Participei neste último sábado (12/12) de uma banca examinadora do trabalho de conclusão da pós lato sensu em cinema da Universidade Anhembi Morumbi. O trabalho era de Vivian Cristina Cardozo com o tema “Da Tragédia Moderna ao Jogo de Representação no Documentário Jogo de Cena de Eduardo Coutinho”. A apresentação oral de Vivian apenas confirmou-me o que senti na leitura do trabalho: uma potencial discussão sobre a presença da religiosidade e do sagrado no audiovisual.
Vivian inicia fazendo um histórico das transformações do conceito de tragédia na arte dramática: das trajetórias dos personagens míticos da antiguidade, passando pelas tragédias medievais e elizabetanas (momento de transição do herói coletivo para o herói indivíduo) até chegar a tragédia na Modernidade. Temos, então, um novo modelo estético ficalizado na angústia, sofrimentos e dilemas individuais. A Justiça é algo abstrata, restando ao homem isolado no mundo apegar-se à “religiosidade” para fazer frente à experiência da morte e da perda.
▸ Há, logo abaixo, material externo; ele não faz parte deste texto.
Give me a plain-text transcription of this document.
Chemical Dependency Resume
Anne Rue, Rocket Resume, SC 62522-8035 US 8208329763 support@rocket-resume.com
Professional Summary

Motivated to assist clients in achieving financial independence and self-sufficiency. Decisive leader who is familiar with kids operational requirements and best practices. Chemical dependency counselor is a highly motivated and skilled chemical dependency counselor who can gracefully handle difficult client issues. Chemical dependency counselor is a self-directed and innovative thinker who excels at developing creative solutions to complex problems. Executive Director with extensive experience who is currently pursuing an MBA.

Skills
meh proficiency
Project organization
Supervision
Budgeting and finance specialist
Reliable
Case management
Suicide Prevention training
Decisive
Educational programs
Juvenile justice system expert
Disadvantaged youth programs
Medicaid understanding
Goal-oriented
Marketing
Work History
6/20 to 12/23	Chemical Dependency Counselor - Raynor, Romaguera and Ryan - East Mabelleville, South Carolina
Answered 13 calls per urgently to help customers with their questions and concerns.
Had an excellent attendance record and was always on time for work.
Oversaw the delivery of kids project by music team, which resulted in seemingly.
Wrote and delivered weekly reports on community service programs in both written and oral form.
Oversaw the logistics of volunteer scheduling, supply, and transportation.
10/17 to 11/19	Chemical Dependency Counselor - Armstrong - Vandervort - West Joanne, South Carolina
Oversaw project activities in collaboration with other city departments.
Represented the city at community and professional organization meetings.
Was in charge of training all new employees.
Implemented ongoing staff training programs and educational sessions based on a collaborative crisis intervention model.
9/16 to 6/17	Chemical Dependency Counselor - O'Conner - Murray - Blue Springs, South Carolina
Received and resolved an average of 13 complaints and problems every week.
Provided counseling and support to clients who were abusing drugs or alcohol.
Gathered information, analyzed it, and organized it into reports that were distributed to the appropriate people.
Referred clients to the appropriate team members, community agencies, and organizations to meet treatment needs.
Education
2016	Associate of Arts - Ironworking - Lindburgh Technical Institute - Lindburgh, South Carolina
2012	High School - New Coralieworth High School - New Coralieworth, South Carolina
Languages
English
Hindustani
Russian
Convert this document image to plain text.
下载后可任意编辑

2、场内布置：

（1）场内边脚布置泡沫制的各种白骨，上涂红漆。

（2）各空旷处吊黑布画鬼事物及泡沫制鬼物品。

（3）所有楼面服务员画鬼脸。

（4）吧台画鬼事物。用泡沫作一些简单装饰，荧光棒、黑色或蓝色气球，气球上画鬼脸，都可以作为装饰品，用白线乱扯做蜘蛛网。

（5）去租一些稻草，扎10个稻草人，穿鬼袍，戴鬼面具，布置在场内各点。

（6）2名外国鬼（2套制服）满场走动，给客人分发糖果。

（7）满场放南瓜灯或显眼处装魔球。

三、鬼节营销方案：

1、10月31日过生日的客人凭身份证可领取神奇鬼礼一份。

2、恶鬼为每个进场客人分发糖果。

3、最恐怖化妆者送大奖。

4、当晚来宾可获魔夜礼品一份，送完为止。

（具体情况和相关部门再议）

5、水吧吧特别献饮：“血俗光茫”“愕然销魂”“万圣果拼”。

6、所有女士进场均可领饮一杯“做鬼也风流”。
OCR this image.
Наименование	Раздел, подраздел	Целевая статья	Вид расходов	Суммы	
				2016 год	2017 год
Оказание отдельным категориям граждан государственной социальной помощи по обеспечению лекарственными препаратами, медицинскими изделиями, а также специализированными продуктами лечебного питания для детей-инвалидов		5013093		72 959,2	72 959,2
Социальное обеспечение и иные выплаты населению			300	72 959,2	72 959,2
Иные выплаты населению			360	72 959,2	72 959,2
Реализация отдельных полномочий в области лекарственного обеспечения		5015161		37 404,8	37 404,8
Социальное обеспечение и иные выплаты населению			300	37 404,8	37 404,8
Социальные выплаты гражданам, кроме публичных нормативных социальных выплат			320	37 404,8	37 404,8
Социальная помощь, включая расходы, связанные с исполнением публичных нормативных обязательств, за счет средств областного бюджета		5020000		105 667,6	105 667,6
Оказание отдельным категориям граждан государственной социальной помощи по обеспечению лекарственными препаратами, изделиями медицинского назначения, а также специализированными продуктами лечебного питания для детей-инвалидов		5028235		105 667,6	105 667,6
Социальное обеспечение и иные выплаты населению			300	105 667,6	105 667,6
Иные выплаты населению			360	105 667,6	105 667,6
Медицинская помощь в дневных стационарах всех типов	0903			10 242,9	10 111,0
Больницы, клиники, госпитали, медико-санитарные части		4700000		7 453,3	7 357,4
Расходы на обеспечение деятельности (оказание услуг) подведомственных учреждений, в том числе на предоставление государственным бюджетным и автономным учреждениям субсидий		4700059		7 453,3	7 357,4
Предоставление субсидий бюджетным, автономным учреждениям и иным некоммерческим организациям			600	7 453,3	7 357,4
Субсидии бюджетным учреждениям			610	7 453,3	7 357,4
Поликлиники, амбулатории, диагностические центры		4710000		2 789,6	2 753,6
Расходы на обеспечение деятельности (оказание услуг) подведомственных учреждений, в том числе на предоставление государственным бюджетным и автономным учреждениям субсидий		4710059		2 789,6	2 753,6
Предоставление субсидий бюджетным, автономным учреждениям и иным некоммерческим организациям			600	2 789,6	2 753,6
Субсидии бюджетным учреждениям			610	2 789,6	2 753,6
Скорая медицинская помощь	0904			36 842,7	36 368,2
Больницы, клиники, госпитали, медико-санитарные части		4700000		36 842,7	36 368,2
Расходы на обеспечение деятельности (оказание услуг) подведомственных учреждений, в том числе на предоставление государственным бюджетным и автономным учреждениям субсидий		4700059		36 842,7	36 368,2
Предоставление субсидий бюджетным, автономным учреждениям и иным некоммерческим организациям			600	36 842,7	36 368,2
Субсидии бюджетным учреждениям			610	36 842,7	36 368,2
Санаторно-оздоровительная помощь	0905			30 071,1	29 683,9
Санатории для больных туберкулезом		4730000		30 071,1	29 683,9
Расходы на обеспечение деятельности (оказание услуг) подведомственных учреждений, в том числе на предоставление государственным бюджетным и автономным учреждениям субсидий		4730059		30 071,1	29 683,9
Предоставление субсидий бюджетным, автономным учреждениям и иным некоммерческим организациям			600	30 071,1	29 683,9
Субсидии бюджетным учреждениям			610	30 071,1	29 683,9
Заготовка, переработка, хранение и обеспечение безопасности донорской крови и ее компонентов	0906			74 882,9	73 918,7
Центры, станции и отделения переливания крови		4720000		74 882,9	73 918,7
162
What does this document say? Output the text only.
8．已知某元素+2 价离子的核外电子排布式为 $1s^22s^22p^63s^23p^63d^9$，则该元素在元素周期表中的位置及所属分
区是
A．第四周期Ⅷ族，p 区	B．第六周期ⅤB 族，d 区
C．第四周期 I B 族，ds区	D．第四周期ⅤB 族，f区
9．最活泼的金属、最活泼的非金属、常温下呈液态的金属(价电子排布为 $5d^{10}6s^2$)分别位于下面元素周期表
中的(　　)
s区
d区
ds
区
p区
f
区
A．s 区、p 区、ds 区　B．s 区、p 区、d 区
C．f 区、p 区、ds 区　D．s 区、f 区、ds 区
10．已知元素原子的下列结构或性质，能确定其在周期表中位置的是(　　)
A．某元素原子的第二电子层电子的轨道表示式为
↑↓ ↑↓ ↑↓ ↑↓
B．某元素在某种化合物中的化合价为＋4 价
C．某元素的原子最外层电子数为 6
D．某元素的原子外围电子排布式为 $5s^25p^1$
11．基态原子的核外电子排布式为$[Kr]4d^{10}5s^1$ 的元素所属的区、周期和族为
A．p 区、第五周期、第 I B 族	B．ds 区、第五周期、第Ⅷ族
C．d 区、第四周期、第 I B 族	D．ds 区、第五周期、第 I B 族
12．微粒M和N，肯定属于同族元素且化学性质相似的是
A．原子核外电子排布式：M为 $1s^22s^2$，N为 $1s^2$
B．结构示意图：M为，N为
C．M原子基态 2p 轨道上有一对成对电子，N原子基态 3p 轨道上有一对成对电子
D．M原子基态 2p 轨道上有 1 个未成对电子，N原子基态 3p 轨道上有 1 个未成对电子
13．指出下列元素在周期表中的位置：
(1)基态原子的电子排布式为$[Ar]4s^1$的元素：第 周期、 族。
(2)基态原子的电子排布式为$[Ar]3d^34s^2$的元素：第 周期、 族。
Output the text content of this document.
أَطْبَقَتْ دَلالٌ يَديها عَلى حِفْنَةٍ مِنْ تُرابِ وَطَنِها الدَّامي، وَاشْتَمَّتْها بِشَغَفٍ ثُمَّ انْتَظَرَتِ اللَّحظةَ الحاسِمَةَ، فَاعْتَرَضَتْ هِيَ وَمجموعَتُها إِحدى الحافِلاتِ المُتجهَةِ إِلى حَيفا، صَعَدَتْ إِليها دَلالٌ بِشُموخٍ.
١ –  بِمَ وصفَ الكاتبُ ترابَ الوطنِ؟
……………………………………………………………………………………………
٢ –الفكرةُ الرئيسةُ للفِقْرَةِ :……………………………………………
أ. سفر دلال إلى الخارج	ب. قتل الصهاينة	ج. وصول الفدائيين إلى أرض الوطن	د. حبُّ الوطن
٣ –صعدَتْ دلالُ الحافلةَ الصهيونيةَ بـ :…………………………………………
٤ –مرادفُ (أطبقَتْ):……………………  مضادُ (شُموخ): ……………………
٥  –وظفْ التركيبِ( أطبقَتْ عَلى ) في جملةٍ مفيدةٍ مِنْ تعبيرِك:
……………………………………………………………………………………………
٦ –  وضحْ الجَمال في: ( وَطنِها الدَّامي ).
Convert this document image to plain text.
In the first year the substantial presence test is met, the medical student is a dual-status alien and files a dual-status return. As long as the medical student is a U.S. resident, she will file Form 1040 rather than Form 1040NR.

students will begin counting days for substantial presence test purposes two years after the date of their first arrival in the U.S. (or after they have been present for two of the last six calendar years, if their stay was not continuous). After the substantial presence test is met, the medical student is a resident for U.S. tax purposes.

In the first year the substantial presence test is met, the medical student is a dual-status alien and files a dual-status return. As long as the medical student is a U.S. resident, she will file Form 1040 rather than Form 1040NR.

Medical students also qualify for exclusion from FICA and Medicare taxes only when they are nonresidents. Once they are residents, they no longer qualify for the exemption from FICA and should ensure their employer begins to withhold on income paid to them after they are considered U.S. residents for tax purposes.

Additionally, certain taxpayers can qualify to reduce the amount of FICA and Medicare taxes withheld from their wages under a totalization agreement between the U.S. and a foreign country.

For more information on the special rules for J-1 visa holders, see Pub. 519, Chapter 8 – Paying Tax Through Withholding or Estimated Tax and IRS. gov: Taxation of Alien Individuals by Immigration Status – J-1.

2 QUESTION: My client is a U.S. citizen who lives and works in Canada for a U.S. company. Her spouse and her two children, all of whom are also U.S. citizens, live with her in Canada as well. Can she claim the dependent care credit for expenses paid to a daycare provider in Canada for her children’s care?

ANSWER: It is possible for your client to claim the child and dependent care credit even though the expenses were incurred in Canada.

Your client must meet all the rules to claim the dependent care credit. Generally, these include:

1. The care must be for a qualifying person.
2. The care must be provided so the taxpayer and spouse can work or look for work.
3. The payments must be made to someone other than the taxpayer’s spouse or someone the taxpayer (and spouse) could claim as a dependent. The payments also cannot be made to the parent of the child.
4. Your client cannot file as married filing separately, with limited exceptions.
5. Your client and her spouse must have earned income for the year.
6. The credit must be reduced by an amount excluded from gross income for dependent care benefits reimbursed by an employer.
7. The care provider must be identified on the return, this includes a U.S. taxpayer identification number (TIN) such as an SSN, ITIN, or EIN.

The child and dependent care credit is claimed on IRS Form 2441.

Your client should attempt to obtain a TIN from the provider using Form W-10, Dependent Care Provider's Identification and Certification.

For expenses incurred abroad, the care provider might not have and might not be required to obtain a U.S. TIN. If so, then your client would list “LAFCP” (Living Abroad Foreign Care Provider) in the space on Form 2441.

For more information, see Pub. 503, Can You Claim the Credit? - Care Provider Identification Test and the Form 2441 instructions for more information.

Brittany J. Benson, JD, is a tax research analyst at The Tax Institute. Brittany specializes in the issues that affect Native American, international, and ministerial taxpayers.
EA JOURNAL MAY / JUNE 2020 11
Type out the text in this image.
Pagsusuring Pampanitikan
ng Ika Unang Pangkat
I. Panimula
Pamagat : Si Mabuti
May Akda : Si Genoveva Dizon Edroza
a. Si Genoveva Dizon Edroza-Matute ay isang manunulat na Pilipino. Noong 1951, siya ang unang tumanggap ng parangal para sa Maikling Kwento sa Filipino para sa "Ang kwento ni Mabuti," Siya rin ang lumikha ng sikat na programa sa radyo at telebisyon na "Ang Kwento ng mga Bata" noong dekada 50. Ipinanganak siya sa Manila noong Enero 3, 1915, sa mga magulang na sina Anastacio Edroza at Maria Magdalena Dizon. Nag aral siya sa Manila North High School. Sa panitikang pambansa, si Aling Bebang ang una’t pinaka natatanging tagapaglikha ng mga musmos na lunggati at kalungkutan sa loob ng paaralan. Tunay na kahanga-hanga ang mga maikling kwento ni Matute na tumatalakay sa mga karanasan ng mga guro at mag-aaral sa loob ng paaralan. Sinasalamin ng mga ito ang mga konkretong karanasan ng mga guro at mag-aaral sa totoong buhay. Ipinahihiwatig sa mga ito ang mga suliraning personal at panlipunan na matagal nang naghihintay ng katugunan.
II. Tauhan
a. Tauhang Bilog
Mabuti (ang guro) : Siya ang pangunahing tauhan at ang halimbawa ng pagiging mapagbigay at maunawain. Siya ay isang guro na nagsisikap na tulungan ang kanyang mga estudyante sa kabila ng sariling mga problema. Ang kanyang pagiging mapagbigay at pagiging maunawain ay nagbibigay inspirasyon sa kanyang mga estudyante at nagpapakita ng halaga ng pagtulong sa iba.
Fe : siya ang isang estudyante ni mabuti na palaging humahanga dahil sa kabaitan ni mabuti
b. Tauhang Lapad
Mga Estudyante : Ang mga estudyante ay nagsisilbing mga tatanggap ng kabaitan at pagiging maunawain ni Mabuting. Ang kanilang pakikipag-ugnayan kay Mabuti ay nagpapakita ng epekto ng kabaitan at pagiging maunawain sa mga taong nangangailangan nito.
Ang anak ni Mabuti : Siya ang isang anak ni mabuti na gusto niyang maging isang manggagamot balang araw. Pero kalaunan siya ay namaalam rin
Vivian vai localizar este componente no documentário de Eduardo Coutinho Jogo de Cena, onde 23 mulheres relatam seus acontecimentos trágicos, “pequenas tragédias pessoais de mulheres comuns, que tentaram resgatar suas próprias histórias por meio da experiência audiovisual.”
O interessante é a aproximação que autora faz entre o foco trágico de Coutinho com elementos narrativos auto-reflexivos: atrizes que interpretam as protagonistas reais e que, mais tarde, falam para a câmera a dificuldade que tiveram para interpretar o papel, narrativa que incorpora elementos cênicos típicos do teatro etc. O jogo de representação de Coutinho (atrizes, cenários, visão frontal do espectador e personagens reais) cria situações ambíguas: ao entrar uma pessoa em cena, o espectador não sabe se é uma entrevistada ou atriz. O objetivo é produzir distanciamento, reflexão sobre as histórias contadas.
O resultado da pesquisa de Vivian foi a produção de um pequeno documentário dirigido pela autora, Aquarius, onde em aproximadamente 10 minutos vemos o depoimento de duas atrizes sobre experiências de perda e morte (também experimentados na vida pessoal da autora). Temos aqui o apego à “religiosidade”: sonhos que o papel volta para se despedir, a gravidez de uma das atrizes contrapondo-se com a morte (morte/renascimento) etc.
Cena de "Aquarius"
Que experiência “religiosa” é essa? Com certeza não uma religiosidade cristã tradicional, mas uma experiência muito mais mística do que propriamente religiosa. Faz parte da tragédia na Modernidade: isolado em um mundo aparentemente sem sentido, dominado por uma percepção de Justiça fria, distante e abstrata, o indivíduo apega-se a fragmentos de religiosidade como verdadeiras bóias para enfrentar a corrente. O resultado é uma percepção muito mais mística do que religiosa. Estamos nos aproximando de um espírito gnóstico de percepção do sagrado. É o componente central da Tragédia na Modernidade.
Tal qual a literatura Romântica dos séculos XVIII e XIX que experimentou a insuficiência da linguagem em representar esta natureza trágica da Modernidade, temos no pequeno documentário Aquarius de Vivian e em Jogo de Cena de Coutinho o recurso da IRONIA como forma de refletir esses limites da representação. Isto é, a única forma de representar através de um documentário esta natureza trágica do indivíduo e o seu apego a um misticismo gnóstico é através de uma narrativa irônica: assim como a realidade é uma ilusão ou, no mínimo, carece de um sentido imanente, da mesma forma a narrativa fílmica é ilusão e ambiguidade, exigindo do espectador distanciamento para desvelar os véus do ilusionismo cinematográfico.